Potentiation of nitrogen mustard cytotoxicity to leukemia cells by sulfur-containing compounds administered in vivo.

Fifteen sulfur-containing compounds were examined for their ability to both protect normal hematopoietic stem cells (NCFU) from the cytotoxic effect of nitrogen mustard (HN2), and potentiate the cytotoxicity of HN2 to AKR leukemia cells (LCFU). All except four agents demonstrated some protection of NCFU with WR-2721 being most active. Five of the agents were also protective for LCFU with cysteine and glutathione being most active. However, a number of agents potentiated the cytotoxicity of HN2 to LCFU, the most active being disulfiram and AET followed by cysteamine, DMSO, WR-638, and WR-3689. The dose-response relationship for the potentiation was defined for DMSO. A second leukemia model, L1210, was also studied for potentiation of HN2 cytotoxicity by four of the most active agents--WR-2721, AET, DMSO, and disulfiram. The first two agents showed no effect (either protection or potentiation) when given either 15 min or 6 hr before HN2 administration. The last two agents, however, potentiated the cytotoxicity to a level similar to that found with the AKR leukemia.

Dose and interval relationship for the interaction of WR-2721 and nitrogen mustard with normal and malignant cells.

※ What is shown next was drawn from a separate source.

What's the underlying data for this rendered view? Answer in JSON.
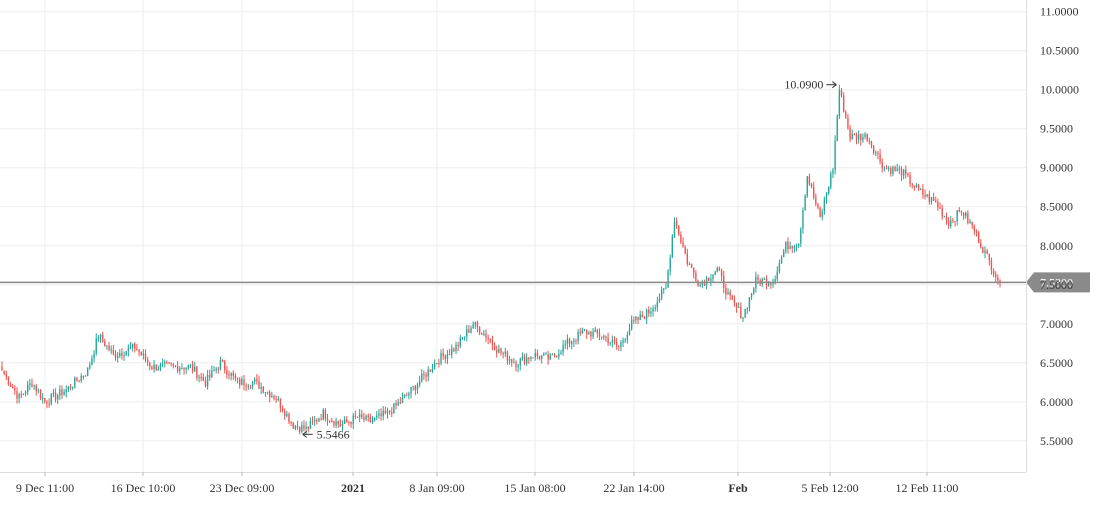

The protective effect of WR-2721 on nitrogen mustard (HN2) cytotoxicity against hematopoietic stem cells as well as the potentiation effect previously noted against leukemia cells was further examined for dose and interval dependency for these opposite effects. For AKR leukemia cells, a dose dependent potentiation of HN2 cytotoxicity was noted with WR-2721. The magnitude of the potentiation was about 10-fold with 5 mg/mouse WR-2721 and nearly 100-fold at 10 mg/mouse. Interval studies showed maximum potentiation occurred when WR-2721 was given close in time to HN2 and decreased in magnitude as the interval between the agents increased. However, a pronounced potentiation of cytotoxicity was also found when HN2 followed WR-2721 by 4 to 12 hr. For hematopoietic stem cells, a protective effect of WR-2721 on HN2 cytotoxicity was observed. This effect decreased rapidly with interval between the agents with no protection noted for an interval of 6 hr. These results indicate that agents like WR-2721 may have an important therapeutic role in chemotherapy.